Re: [Cfrg] AES GCM SIV analysis

On Mon, Jan 30, 2017 at 1:58 PM, Alex Cope <alexcope@google.com> wrote:
> I'm also unconvinced that defining POLYVAL as modulo x^128 + x^127 + x^126 +
> x^121 + 1 is better than defining it modulo x^128 + x^7 + x^2 + x + 1.
>
> My reasons for thinking that  x^128 + x^7 + x^2 + x + 1 is a better reducing
> polynomial are:
> 1) On X86, no performant implementation of POLYVAL will reduce to GHASH, as
> that would result in unnecessarily byte swapping twice then calling
> PCLMULQDQ. The same seems true for any implementation in a little-endian
> machine.

I think it is important to look at how endianness matters in
polynomial arithmetic. GHASH takes the least
significant bit of a byte to be x^7, then takes a sequence of bytes
(a_0, a_1, \ldots a_15) to represent
a_0+a_1*x^8+a_2*x^16+\ldots+a_15*x^120. This is "little-endian": the
least significant byte is lowest. However,
it is an independent choice from the representation and layout of
words in memory.

Intel's implementation of GHASH does not reflect bytes, nor is byte
reflection sufficient in a naive implementation. For
details see: https://software.intel.com/sites/default/files/m/4/1/2/2/c/1230-Carry-Less-Multiplication-and-The-GCM-Mode_WP_.pdf

It's true that the specified polynomial doesn't have a Barret friendly
form. But the division by 128 naturally falls out of a Montgomery
based approach: precompute H*x^-8, then perform a multiplication add a
multiple of p(x) to clear out from x^0 to x^120, then shift down by a
whole number of bytes. The
multiplication by p(x) can be written as (x^8+x^7+x^6+x^1)*x^120+1 to
show that we don't need that many invocations of multiply. (Also, the
operations are linear: there are many ways to reduce the number of
reductions).

> 2) If the concern is making a less performance sensitive implantation of
> GCM-SIV easier to write given a GCM implantation, the relationship between
> POLYVAL as currently defined and GHASH does help slightly. However,
> implementing finite field multiplication with POLYVAL'S byte ordering modulo
> x^128 + x^7 + x^2 + x + 1 given a reference GHASH implementation is quite
> easy*, and most accidental errors in such implementation will be detected by
> test vectors.  Thus I don't think the current design choice makes GCM-SIV
> substantially easier to implement correctly.
> 3) x^128 + x^7 + x^2 + x + 1 is more 'natural' as as the lexicography first
> irreducible polynomial.  It seems likely that future work that relies on
> finite field multiplication will opt to use the byte ordering of POLYVAL
> because it makes the most sense on little endian machines, and will also
> reduce modulo  x^128 + x^7 + x^2 + x + 1.  I doubt anyone else will want to
> use GHASH as currently defined, but if it were defined modulo x^128 + x^7 +
> x^2 + x + 1, the implementation could be nicely reused. I think that in the
> long term this will lead to more code reuse than having POLYVAL as a one off
> finite field representation.
>
> If you are strongly concerned reusing dedicated hardware or big-endian
> implementations of GHASH then the current design makes some sense as a
> compromise, but I'm unaware of such requirements.

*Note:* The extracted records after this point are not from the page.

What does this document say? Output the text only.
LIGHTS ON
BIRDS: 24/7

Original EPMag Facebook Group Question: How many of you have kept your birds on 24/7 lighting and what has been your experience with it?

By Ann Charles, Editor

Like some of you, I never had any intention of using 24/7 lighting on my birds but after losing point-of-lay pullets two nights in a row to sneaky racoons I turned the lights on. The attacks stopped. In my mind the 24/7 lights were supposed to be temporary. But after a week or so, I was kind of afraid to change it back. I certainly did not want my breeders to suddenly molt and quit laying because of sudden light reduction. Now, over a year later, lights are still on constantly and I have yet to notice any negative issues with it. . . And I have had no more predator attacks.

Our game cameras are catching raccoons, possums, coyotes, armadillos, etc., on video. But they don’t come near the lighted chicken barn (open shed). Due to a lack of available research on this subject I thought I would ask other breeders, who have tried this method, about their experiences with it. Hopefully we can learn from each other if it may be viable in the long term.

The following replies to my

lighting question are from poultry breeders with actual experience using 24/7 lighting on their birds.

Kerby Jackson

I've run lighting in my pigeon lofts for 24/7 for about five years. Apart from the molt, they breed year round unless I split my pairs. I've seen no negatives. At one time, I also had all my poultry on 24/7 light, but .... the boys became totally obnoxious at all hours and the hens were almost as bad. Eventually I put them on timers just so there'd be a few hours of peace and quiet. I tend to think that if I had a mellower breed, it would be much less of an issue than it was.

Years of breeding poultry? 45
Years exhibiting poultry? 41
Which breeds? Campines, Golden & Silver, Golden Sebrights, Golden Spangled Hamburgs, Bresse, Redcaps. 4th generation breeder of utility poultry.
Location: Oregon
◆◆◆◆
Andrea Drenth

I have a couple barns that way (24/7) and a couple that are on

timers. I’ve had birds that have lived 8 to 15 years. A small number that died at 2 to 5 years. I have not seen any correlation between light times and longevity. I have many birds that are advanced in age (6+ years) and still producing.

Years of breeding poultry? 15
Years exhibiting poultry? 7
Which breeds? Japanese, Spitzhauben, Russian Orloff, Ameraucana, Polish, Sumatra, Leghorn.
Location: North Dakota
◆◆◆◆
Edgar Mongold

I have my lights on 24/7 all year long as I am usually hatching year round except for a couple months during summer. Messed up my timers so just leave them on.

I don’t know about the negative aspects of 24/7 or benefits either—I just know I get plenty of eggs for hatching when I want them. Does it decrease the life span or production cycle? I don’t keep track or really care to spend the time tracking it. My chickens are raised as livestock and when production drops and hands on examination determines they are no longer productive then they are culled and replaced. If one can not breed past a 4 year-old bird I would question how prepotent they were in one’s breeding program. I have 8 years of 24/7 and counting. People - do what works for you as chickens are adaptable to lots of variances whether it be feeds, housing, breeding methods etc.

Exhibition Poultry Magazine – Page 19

I don't know what "big-endian" is supposed to mean here. But yes,
reusing polynomial and field specific hardware is important on devices
which aren't Intel chips, many of which will want to use hardcoded
keys and may not be able to generate nonces effectively.

>
> Regards
> -Alex
>
> *I did it recently for a table-based implementation. You can look at the
> patch here: https://patchwork.kernel.org/patch/9428397/
>
> On Fri, Jan 27, 2017 at 12:21 PM, Adam Langley <agl@imperialviolet.org>
> wrote:
>>
>> On Thu, Jan 26, 2017 at 6:26 PM, Dan Harkins <dharkins@lounge.org> wrote:
>> >   But that is the definition used in the seminal work on the matter,
>> > [1].
>> > If you want to have a different notion concerning a lesser restriction
>> > on
>> > nonce reuse then you should use a different term.
>>
>> That paper formalises an advantage that an attacker might have over an
>> ideal scheme. In the same way that block ciphers aren't ideal PRFs,
>> nonce-misuse-resistant schemes aren't hitting that ideal either. RFC
>> 5297 doesn't hit it, at minimum because it'll run out of counter-space
>> after enough messages. AES-GCM-SIV isn't hitting it either.
>>
>> But that doesn't mean that they aren't practically useful.
>>
>> I'm not sure what an ideal NMR AEAD would look like, but it's probably
>> quite different to both RFC 5297 and AES-GCM-SIV and probably looks
>> like a wide-block construction. If someone can point at something they
>> think does hit it, that would be interesting to me at least. (Although
>> perhaps it's well trodden ground for those who are more familiar with
>> the literature than I.)
>>
>> >   Which brings up a question I've resisted asking: Why are you doing
>> > this?
>> >
>> >   If you want to have an AEAD scheme that is nonce-misuse resistant that
>> > can use a fast(er) authentication scheme then why not just do RFC 5297
>> > with GHASH instead of AES-CMAC?
>>
>> AES-GCM has lead to a state of the world where our large machines,
>> which need to encrypt and decrypt lots of data, end up having hardware
>> support for AES and GF(128) operations. We would like to take
>> advantage of that because it's hard to beat the speed and power
>> efficiency of dedicated hardware, but sometimes we want not to have to
>> worry about nonces.
>>
>> > You're defining a new irreducible
>> > polynomial that, to my knowledge, is not in existing hardware the way
>> > that PCLMULQDQ using x^128 + x^7 + x^2 + x + 1, is in Intel chips.
>>
>> PCLMULQDQ (and other hardware implementations, to my knowledge) is not
>> specific to that polynomial. Also, the polynomial in AES-GCM-SIV is
>> that polynomial, just with some ordering oddities addressed. See
>> https://tools.ietf.org/html/draft-irtf-cfrg-gcmsiv-03#appendix-A.
>>
>> > You're defining a(nother) KDF /inside/ the cipher mode itself instead of
>> > just letting a KDF, which all users of AES-GCM-SIV will use, generate a
>> > double-wide key. And I don't see the reason for either.
>>
>> Our KDF is per-nonce; it's not the same as having a double-width key
>> and partitioning it internally. We do this in order to get better
>> bounds when encrypting very large numbers of messages.
>>
>>
>> Cheers
>>
>> AGL
>>
>> _______________________________________________
>> Cfrg mailing list
>> Cfrg@irtf.org
>> https://www.irtf.org/mailman/listinfo/cfrg
>
>
>
> _______________________________________________
> Cfrg mailing list
> Cfrg@irtf.org
> https://www.irtf.org/mailman/listinfo/cfrg
>

-- 
"Man is born free, but everywhere he is in chains".
--Rousseau.